Focal point adjustment

  • After selecting an image, click Reposition (or the focal point icon) to drag the focus crosshair to the most important part of the photo.
  • This ensures the subject stays centered and visible when the tile resizes across desktop, tablet, and mobile widths.
12

Change Site Information

Name, description, logo, sharing, hub association, and privacy

  • Click the gear icon and select Site information to open the panel.
  • Edit the site name and site description so the site is easy to identify in search and in the SharePoint start page.
  • Click the camera icon over the site logo to upload or change it directly from this panel.
  • Click View all site settings from this panel for deeper options, including external sharing.

Sharing, hub, and privacy

  • External sharing: controls whether people outside your organization can be invited to view or edit content; set at the site or tenant level depending on admin policy.
  • Hub site association: in Site information, use "Association with hub site" (or Site settings) to connect this project site to an existing hub for shared navigation and search.
  • Privacy setting: when the site has a connected Microsoft 365 Group, choose Private (only approved members can access) or Public (anyone in the organization can join and view).
13

Manage Site Permissions

Add owners, members (edit), and visitors (read-only) to control who can do what on your site

Get to Site Permissions

  • Click the gear icon (top right) and select Site permissions.
  • A panel slides in from the right showing the three permission groups: Site owners, Site members, and Site visitors.
  • Click Advanced permissions settings at the bottom of the panel for full group management.

Add Site Owners

  • In the panel, click Site owners to expand the group, then click Add owners.
  • Type the person's name or email, select them from the dropdown, and click Save.
  • Owners have full control: they can manage permissions, change settings, delete the site, and do everything members can do.

Add Site Members (Edit)

  • Click Site members in the panel, then click Add members.
  • Search for the person by name or email, select them, and click Save.
  • Members can add, edit, and delete content (pages, list items, documents) but cannot change site settings or permissions.

Add Site Visitors (Read-Only)

  • Click Site visitors in the panel, then click Add visitors.
  • Search and select the person or group, then click Save.
  • Visitors can view content only -- they cannot create, edit, or delete anything on the site.

Permission level summary

  • Owner -- Full control.

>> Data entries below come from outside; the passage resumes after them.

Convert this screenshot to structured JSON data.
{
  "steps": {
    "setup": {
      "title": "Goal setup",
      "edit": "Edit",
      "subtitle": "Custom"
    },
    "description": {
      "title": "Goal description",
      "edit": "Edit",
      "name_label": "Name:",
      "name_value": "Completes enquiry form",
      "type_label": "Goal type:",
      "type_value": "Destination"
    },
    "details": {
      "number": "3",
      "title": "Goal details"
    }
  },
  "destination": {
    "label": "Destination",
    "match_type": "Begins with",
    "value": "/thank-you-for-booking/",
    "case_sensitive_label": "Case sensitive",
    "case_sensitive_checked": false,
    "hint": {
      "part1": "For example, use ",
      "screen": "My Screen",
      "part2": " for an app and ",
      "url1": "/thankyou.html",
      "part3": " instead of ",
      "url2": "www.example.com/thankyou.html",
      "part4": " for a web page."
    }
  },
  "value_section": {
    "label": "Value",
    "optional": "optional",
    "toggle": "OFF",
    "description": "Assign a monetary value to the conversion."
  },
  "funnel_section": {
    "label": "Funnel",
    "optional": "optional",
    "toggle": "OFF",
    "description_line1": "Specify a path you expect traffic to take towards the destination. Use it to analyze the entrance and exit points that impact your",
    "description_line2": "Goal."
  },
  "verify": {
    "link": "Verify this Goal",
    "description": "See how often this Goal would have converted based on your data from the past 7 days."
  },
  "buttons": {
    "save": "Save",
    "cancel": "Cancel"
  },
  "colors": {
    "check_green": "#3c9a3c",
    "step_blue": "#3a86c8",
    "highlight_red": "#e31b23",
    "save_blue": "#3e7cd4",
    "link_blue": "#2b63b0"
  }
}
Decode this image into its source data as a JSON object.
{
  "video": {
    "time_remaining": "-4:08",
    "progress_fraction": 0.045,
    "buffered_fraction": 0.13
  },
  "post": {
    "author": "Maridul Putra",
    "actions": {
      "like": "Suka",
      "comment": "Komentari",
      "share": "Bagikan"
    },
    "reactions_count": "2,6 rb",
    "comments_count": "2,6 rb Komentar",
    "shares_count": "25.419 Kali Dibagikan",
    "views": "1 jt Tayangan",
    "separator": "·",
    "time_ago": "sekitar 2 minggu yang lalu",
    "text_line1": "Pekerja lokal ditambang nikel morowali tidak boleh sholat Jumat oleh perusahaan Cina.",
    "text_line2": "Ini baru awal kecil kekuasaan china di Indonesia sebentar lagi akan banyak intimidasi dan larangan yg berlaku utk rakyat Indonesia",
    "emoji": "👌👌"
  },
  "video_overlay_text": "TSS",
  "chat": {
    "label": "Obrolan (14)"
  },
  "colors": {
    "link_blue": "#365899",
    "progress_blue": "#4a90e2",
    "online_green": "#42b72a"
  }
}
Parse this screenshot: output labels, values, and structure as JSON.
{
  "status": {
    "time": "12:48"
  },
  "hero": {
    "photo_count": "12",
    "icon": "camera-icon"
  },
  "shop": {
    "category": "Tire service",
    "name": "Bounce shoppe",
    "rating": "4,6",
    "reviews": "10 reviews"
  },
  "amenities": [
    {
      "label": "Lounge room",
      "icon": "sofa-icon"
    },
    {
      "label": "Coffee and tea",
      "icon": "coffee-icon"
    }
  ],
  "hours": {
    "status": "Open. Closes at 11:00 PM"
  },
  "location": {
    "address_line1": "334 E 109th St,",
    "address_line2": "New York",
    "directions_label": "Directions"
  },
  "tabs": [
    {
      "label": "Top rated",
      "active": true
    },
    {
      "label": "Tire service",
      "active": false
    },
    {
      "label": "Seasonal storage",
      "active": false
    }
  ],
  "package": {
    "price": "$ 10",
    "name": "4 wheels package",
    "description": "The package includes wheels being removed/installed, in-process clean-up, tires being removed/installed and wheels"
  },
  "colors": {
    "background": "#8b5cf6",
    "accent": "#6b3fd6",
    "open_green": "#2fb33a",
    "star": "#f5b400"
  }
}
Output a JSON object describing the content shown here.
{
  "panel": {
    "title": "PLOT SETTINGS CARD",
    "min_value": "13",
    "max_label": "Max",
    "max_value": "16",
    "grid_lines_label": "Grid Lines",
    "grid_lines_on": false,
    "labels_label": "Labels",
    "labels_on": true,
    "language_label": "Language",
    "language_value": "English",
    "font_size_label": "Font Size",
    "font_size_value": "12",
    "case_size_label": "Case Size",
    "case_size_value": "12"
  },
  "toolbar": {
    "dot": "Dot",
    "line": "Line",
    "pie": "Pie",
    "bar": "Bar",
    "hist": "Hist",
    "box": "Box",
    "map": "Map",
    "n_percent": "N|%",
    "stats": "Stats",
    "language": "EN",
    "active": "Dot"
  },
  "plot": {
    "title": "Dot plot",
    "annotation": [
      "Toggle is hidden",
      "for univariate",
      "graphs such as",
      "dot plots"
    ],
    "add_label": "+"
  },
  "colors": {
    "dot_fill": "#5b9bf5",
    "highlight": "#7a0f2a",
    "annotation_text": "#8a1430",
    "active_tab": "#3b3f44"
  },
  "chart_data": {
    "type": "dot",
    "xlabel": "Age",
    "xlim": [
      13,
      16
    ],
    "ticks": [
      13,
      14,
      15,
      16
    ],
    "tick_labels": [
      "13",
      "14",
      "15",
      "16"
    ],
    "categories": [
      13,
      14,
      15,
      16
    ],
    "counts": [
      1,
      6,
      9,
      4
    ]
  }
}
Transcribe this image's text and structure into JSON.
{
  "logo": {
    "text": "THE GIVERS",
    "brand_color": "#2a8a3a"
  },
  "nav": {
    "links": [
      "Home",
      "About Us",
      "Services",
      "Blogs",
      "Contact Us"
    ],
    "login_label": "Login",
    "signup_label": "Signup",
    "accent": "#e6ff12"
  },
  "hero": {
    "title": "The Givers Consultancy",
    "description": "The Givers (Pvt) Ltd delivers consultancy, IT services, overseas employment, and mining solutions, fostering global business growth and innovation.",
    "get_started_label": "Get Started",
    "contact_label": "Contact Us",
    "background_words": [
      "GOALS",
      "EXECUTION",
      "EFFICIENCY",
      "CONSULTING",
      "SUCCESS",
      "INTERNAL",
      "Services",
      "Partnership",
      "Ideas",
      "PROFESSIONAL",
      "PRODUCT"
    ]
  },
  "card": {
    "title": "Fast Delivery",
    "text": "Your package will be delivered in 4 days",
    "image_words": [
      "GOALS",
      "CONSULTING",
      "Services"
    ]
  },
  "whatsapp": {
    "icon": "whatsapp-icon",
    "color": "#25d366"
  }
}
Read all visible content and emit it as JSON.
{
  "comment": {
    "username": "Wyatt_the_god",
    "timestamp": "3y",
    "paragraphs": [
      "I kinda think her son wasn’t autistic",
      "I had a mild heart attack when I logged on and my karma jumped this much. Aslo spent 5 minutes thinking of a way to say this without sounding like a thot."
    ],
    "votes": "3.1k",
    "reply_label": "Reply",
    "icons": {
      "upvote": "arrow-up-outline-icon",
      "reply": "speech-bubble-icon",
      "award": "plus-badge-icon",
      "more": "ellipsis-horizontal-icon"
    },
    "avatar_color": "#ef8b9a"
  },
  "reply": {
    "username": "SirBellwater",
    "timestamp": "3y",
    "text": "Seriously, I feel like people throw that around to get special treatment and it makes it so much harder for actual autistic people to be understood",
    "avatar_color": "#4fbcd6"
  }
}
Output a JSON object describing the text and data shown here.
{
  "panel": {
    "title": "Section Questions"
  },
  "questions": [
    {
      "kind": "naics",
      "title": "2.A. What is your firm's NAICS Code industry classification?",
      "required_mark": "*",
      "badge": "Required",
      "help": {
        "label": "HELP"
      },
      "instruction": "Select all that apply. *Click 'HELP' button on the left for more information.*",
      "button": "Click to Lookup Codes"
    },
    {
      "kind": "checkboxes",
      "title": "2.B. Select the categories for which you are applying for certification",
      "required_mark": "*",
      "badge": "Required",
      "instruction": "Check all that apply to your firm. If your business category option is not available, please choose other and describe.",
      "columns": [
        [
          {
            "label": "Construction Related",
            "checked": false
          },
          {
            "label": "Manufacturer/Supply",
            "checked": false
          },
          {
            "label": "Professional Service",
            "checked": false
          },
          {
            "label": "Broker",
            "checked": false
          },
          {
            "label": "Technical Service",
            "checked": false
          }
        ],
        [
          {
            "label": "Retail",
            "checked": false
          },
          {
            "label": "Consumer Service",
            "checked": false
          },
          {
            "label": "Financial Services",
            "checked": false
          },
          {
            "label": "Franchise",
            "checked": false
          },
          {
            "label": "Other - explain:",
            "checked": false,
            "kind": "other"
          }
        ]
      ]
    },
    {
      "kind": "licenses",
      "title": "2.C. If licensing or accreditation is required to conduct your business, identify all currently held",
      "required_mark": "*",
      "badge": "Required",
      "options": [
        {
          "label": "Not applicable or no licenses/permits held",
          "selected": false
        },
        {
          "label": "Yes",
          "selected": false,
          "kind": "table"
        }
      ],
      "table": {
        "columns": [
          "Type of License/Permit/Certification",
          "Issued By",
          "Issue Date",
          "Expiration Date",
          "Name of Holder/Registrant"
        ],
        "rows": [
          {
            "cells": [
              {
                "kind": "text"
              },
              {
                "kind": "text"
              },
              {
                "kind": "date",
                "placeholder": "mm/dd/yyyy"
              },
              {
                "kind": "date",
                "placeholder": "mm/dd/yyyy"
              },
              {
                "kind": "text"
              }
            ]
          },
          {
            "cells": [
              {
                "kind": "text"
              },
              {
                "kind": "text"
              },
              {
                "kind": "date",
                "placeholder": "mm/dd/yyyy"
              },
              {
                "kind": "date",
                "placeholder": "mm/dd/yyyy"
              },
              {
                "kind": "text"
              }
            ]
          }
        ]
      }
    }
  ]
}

Manage settings, permissions, and all content.
  • Member -- Contribute. Add, edit, and delete content; cannot change site settings.
  • Visitor -- Read only. View pages and files; no editing capability.
Heads up: When you add someone to a typical team site, they may automatically get access to more than just SharePoint -- including the team's Microsoft Teams channel, shared mailbox, and Planner board. If that's not what you want, check with your IT admin before adding people, or confirm whether your site is a communication site (a simpler site type where SharePoint permissions are the only thing affected).

Pro Tips

Always publish after editing
Changes saved as a draft are invisible to everyone else. Click Publish before you close the page editor if the update needs to go live.
Preview before publishing
Use the Preview button in the page editor to check how the layout renders on mobile before pushing changes to the whole team.
Branding scope matters
Site Branding changes apply site-wide through a saved color theme. Change the Look settings like header layout and navigation are also site-wide, but visual polish (fonts, spacing) can vary by page template.
Permissions required for custom palettes
Creating or applying a custom color palette through Site Branding typically requires Site Owner permissions, and some tenants restrict it to SharePoint admins.
Put the countdown where it's seen
Add the Countdown web part to your project homepage, ideally in a vertical section, so deadlines stay visible at a glance without scrolling.
Keep lists and pages in sync
When you embed a list as a web part, edits to the underlying list update the page automatically. Update the list once instead of editing content in multiple places.